For backup and disaster recovery, you can use Mac OS X Server's tools or any of several established enterprise systems, including those from Atempo, BakBone, EMC, IBM's Tivoli unit, Legato Systems and Symantec's Veritas unit. These all have Mac clients but manage the data from Windows systems. For Mac-based server management (of Mac and Windows clients), the most established option is Retrospect from EMC's Dantz unit. For Mac-only businesses or workgroups, analyst Gottheil suggests Apple's Time Machine running on Mac OS X Server or Apple's Time Capsule appliance as an easy-to-administer backup and recovery tool.
Although Mac management tools are less costly than per-client Windows ones, analyst Gottheil does note that there is a price associated with having IT staff "speak two languages" when supporting two platforms. That is one reason Macs tend to be more prevalent in small businesses, where it is easier to go all-Mac, or in workgroups within an enterprise, where the Mac IT experts do not also have to be Windows experts. Publicis' Plavin recommends that Macs crossing departmental or geographic boundaries be assigned to Mac specialists, to reduce knowledge overhead.
Another IT myth is that Apple provides no enterprise-class support. That's simply not true, notes Plavin. Apple's AppleCare program provides on-site support, as well as telephone support, he notes, although he concedes that perhaps because his operations are based in New York, Apple technicians may be more likely to come in than if he were in a smaller city or town.
Microsoft: The elephant in the room
Perhaps the most frustrating aspect of supporting Macs in a business environment resides in Microsoft's less-than-fervent embrace of the platform. Macs are by no means frozen out from the powerful and popular Microsoft Office productivity suite. In fact, thanks to Microsoft, Mac users can run Word, Excel, PowerPoint, and Outlook (called Entourage on the Mac) on their machines.
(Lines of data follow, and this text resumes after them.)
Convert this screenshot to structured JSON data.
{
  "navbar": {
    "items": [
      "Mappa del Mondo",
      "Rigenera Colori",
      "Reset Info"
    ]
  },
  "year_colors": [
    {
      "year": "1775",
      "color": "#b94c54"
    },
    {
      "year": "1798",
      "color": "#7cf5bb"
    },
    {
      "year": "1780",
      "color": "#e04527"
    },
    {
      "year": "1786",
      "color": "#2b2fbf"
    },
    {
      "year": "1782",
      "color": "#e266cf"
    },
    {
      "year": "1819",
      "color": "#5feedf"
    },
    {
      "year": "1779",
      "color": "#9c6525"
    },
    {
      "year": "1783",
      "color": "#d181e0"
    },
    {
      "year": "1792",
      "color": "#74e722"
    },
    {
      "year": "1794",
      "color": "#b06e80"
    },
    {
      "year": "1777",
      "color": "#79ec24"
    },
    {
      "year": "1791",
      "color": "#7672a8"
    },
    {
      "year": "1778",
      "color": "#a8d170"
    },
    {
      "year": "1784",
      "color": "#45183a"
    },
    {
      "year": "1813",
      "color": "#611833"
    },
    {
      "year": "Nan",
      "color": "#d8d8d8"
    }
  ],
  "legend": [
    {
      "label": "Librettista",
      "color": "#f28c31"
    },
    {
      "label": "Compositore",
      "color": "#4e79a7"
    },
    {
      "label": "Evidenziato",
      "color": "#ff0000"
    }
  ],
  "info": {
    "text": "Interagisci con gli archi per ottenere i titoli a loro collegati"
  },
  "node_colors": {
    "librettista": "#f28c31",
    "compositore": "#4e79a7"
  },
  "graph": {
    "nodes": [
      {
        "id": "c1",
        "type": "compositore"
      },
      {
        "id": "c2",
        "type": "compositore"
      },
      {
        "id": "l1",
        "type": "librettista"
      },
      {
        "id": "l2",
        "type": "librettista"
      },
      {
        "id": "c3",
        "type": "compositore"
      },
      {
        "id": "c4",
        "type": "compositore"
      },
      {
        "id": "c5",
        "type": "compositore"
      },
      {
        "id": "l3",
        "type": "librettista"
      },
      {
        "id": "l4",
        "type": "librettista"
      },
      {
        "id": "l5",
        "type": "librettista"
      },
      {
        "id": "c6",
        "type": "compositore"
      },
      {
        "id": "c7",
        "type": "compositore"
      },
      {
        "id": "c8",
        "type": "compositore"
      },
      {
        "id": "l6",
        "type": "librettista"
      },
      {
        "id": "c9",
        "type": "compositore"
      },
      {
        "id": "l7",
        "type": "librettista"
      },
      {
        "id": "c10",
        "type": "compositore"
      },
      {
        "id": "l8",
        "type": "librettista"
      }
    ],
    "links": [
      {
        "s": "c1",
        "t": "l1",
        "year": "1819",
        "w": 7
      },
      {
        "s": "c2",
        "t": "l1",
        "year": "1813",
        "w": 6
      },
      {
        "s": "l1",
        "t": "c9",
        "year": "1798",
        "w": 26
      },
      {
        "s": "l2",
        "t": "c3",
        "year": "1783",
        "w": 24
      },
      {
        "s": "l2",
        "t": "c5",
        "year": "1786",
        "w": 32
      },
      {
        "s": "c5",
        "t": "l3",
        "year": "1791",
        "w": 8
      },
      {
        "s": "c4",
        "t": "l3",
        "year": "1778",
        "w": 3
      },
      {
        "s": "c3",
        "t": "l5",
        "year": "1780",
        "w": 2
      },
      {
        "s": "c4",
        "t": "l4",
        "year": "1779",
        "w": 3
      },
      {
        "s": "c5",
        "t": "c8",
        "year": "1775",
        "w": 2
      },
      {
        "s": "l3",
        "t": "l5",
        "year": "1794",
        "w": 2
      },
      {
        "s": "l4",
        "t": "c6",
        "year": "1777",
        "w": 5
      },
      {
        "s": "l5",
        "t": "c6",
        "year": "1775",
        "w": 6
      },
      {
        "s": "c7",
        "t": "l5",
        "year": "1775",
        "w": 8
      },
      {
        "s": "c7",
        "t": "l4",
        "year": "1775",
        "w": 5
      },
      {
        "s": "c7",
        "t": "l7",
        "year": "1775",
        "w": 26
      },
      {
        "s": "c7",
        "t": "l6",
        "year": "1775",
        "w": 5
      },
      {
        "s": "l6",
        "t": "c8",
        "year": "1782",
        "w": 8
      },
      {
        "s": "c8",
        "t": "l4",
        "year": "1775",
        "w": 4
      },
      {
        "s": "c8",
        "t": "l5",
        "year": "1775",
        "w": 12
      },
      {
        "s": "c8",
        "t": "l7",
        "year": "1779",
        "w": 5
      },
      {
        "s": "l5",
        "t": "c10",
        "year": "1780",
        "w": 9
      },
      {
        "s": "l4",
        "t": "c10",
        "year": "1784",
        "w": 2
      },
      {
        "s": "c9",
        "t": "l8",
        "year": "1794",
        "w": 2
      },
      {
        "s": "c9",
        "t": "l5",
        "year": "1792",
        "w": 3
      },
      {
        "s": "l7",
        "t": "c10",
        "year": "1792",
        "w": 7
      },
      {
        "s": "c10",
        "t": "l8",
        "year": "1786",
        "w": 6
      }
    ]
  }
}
This is crucial in heterogeneous environments, as it allows users to share business files and participate in the same e-mail, contact management, and calendaring system as their PC cohorts.
Yet Microsoft releases Mac Office a year after Windows Office, forcing dual-platform businesses to wait a year before rolling out an Office upgrade. Moreover, the Mac version of Office is never quite the same as the Windows version, in ways that add irritation to both IT and users. For example, display incompatibilities -- due to differing graphics engines -- have meant that Office drawing and art tools do not produce the same visuals on both platforms. (Microsoft brags that Office 2008 fixes this problem.)
What Mac Office 2008 lacks, however, is support for Microsoft's VBscript, on which most serious Excel financial spreadsheets depend. Mac users can see the spreadsheets' data, but not work with them. The reason, says Amanda Lefebvre, senior marketing manager of the Mac business unit at Microsoft, is that it would have taken two years to port the VBscript engine from the PowerPC code base (PowerPC was the IBM CPU family Apple had used for about a decade before switching to Intel two years ago) to the Intel code base. So Microsoft dropped this key feature to minimize the delay between the two releases. Mac users can use AppleScript and Apple's Automator script manager, but Lefebvre concedes this general-purpose scripting language can't duplicate VBscript's Office-specific capabilities. This compatibility issue is why Publicis Groupe is sticking with Office 2003 and 2004. "It's a major issue," Plavin says.